Egal, welches Geschichtsbuch wir zur Hand nehmen, unsere Geschichtsschreibung ist männlich dominiert. Herrscher, Helden, Rebellen oder Revolutionäre – Frauenfiguren wurden jahrhundertelang negiert, ihre Geschichten sind größtenteils unerzählt. Und doch gab es sie, sogar schon im Mittelalter. Die britische Kulturhistorikerin Janina Ramirez erzählt in ihrem Buch Femina die Geschichte zwischen dem 6. und dem 15. Jahrhundert anhand zahlreicher Frauenschicksale und schafft damit eine neue, spannende Sicht auf diese vermeintlich finstere Epoche.

Farbenfroh präsentiert sich dieses Buch, der Schutzumschlag der gebundenen Ausgabe zeigt das kosmische Ei der Hildegard von Bingen mit seinen Ornamenten und Sternen, der Einband darunter glänzt golden. Neun Kapitel erzählen die erstaunlichen, bewegenden und aufregenden Geschichten von Kriegerinnen, Künstlerinnen, Spioninnen, Unternehmerinnen und Außenseiterinnen. Frauen, deren Bedeutung von männlichen Geschichtsschreibern ignoriert, deren Leistungen kleingeschrieben und deren schriftliche Zeugnisse als wertlos abgetan wurden.

Zitat: Der Titel dieses Buches – Femina – war der Hinweis, den man bei Texten an den Rand kritzelte, die, wie man wusste, von einer Frau geschrieben worden und es deshalb nicht unbedingt wert waren, aufbewahrt zu werden. Wir können nur erahnen, wie viele andere Texte als Werk einer „femina“ weggeworfen oder vernichtet wurden.

Spannend ist der Einstieg in dieses Buch: Eine Suffragette stellt sich im Jahr 1913 dem Rennpferd des Königs entgegen, um so auf die Anliegen der Frauenbewegung aufmerksam zu machen.
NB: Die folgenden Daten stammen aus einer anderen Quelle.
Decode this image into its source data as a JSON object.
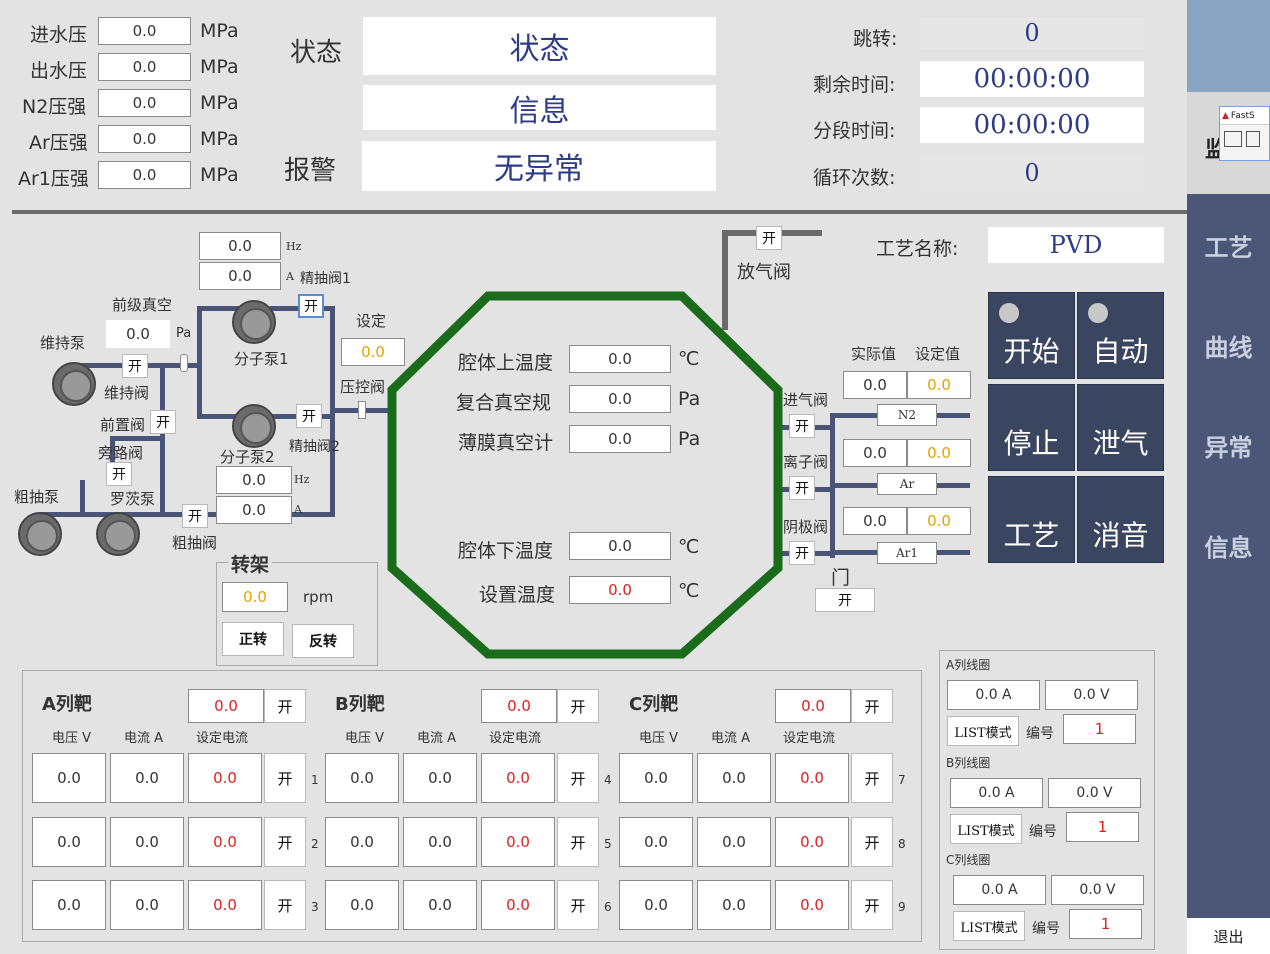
{
  "pressures": [
    {
      "label": "进水压",
      "value": "0.0",
      "unit": "MPa"
    },
    {
      "label": "出水压",
      "value": "0.0",
      "unit": "MPa"
    },
    {
      "label": "N2压强",
      "value": "0.0",
      "unit": "MPa"
    },
    {
      "label": "Ar压强",
      "value": "0.0",
      "unit": "MPa"
    },
    {
      "label": "Ar1压强",
      "value": "0.0",
      "unit": "MPa"
    }
  ],
  "status": {
    "label": "状态",
    "value": "状态",
    "info": "信息",
    "alarm_label": "报警",
    "alarm_value": "无异常"
  },
  "timers": [
    {
      "label": "跳转:",
      "value": "0"
    },
    {
      "label": "剩余时间:",
      "value": "00:00:00"
    },
    {
      "label": "分段时间:",
      "value": "00:00:00"
    },
    {
      "label": "循环次数:",
      "value": "0"
    }
  ],
  "process": {
    "label": "工艺名称:",
    "value": "PVD"
  },
  "vacuum": {
    "rough_pump": "粗抽泵",
    "roots_pump": "罗茨泵",
    "holding_pump": "维持泵",
    "holding_valve": "维持阀",
    "pre_vacuum_label": "前级真空",
    "pre_vacuum_value": "0.0",
    "pre_vacuum_unit": "Pa",
    "pre_valve": "前置阀",
    "bypass_valve": "旁路阀",
    "rough_valve": "粗抽阀",
    "mol_pump1": "分子泵1",
    "mol_pump2": "分子泵2",
    "fine_valve1": "精抽阀1",
    "fine_valve2": "精抽阀2",
    "mp1_hz": "0.0",
    "mp1_a": "0.0",
    "mp2_hz": "0.0",
    "mp2_a": "0.0",
    "hz": "Hz",
    "a": "A",
    "set_label": "设定",
    "set_value": "0.0",
    "throttle_valve": "压控阀",
    "vent_valve": "放气阀",
    "open": "开"
  },
  "chamber": [
    {
      "label": "腔体上温度",
      "value": "0.0",
      "unit": "℃"
    },
    {
      "label": "复合真空规",
      "value": "0.0",
      "unit": "Pa"
    },
    {
      "label": "薄膜真空计",
      "value": "0.0",
      "unit": "Pa"
    },
    {
      "label": "腔体下温度",
      "value": "0.0",
      "unit": "℃"
    },
    {
      "label": "设置温度",
      "value": "0.0",
      "unit": "℃"
    }
  ],
  "gas": {
    "actual_label": "实际值",
    "set_label": "设定值",
    "inlet_valve": "进气阀",
    "ion_valve": "离子阀",
    "cathode_valve": "阴极阀",
    "door": "门",
    "lines": [
      {
        "name": "N2",
        "actual": "0.0",
        "set": "0.0"
      },
      {
        "name": "Ar",
        "actual": "0.0",
        "set": "0.0"
      },
      {
        "name": "Ar1",
        "actual": "0.0",
        "set": "0.0"
      }
    ]
  },
  "controls": {
    "start": "开始",
    "auto": "自动",
    "stop": "停止",
    "vent": "泄气",
    "process": "工艺",
    "mute": "消音"
  },
  "turntable": {
    "title": "转架",
    "value": "0.0",
    "unit": "rpm",
    "forward": "正转",
    "reverse": "反转"
  },
  "targets": {
    "col_voltage": "电压 V",
    "col_current": "电流 A",
    "col_set": "设定电流",
    "groups": [
      {
        "name": "A列靶",
        "set": "0.0",
        "rows": [
          {
            "v": "0.0",
            "a": "0.0",
            "s": "0.0",
            "n": "1"
          },
          {
            "v": "0.0",
            "a": "0.0",
            "s": "0.0",
            "n": "2"
          },
          {
            "v": "0.0",
            "a": "0.0",
            "s": "0.0",
            "n": "3"
          }
        ]
      },
      {
        "name": "B列靶",
        "set": "0.0",
        "rows": [
          {
            "v": "0.0",
            "a": "0.0",
            "s": "0.0",
            "n": "4"
          },
          {
            "v": "0.0",
            "a": "0.0",
            "s": "0.0",
            "n": "5"
          },
          {
            "v": "0.0",
            "a": "0.0",
            "s": "0.0",
            "n": "6"
          }
        ]
      },
      {
        "name": "C列靶",
        "set": "0.0",
        "rows": [
          {
            "v": "0.0",
            "a": "0.0",
            "s": "0.0",
            "n": "7"
          },
          {
            "v": "0.0",
            "a": "0.0",
            "s": "0.0",
            "n": "8"
          },
          {
            "v": "0.0",
            "a": "0.0",
            "s": "0.0",
            "n": "9"
          }
        ]
      }
    ]
  },
  "coils": [
    {
      "name": "A列线圈",
      "a": "0.0 A",
      "v": "0.0 V",
      "mode": "LIST模式",
      "id_label": "编号",
      "id": "1"
    },
    {
      "name": "B列线圈",
      "a": "0.0 A",
      "v": "0.0 V",
      "mode": "LIST模式",
      "id_label": "编号",
      "id": "1"
    },
    {
      "name": "C列线圈",
      "a": "0.0 A",
      "v": "0.0 V",
      "mode": "LIST模式",
      "id_label": "编号",
      "id": "1"
    }
  ],
  "sidebar": {
    "items": [
      "工艺",
      "曲线",
      "异常",
      "信息"
    ],
    "exit": "退出",
    "popup_title": "FastS"
  }
}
Diese mutige Frau, sie hieß Emily Wilding Davison, war nicht nur Aktivistin, sondern auch Mediävistin, beforschte mittelalterliche Literatur und bezog aus diesem Studium viele Impulse für ihre Anliegen, das Sich-dem-reitenden-Herrscher-Entgegenstellen hat seinen Ursprung in einer Erzählung aus dem 14. Jahrhundert. Janina Ramirez ist eine großartige Erzählerin, immer wieder nimmt sie ihre Leser:innen mit auf Zeitreisen, zum Beispiel in die schwedische Stadt Birka im 10. Jahrhundert nach Christus.
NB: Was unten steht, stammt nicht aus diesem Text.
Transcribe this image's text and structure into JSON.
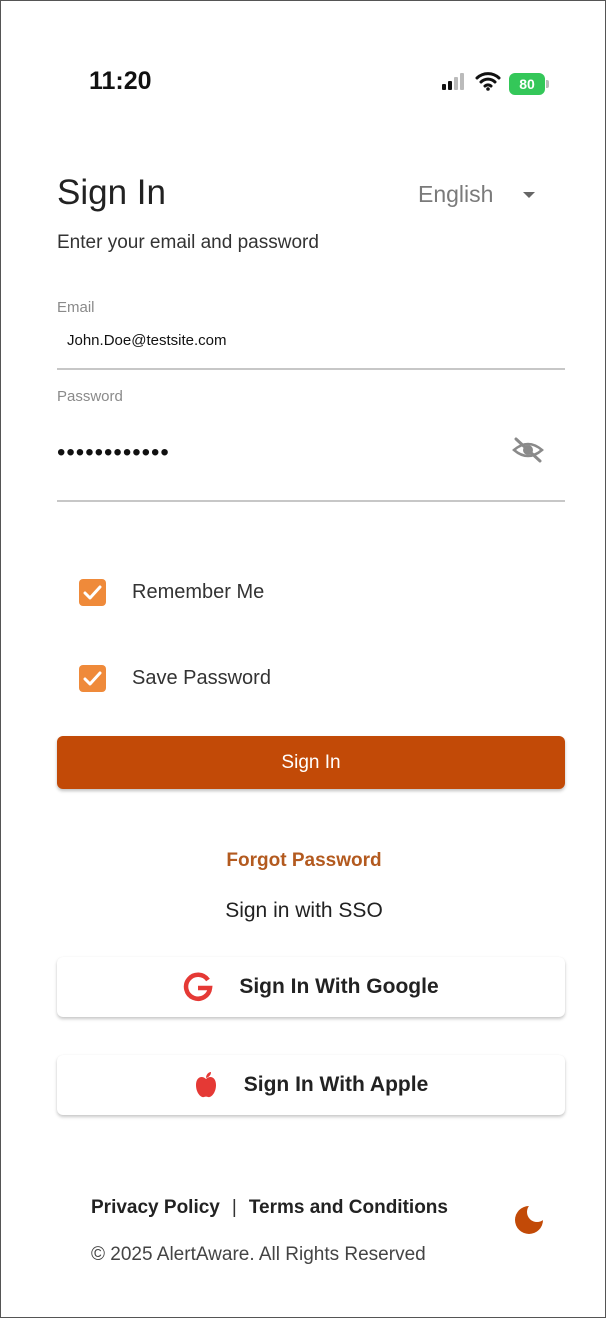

Zitat: Etwa eintausend Menschen leben in dieser dynamischen Stadt, und noch viel mehr kommen und gehen, immer entlang der Handelsrouten von Moskau nach Finnland. Neben Ideen, Kulturen und Menschen erreichen Birka auch Waren vom Ende der Seidenstraße, Weinfässer, Glaswaren und arabische Silbermünzen und werden gegen skandinavischen Schmuck und Tierfelle getauscht.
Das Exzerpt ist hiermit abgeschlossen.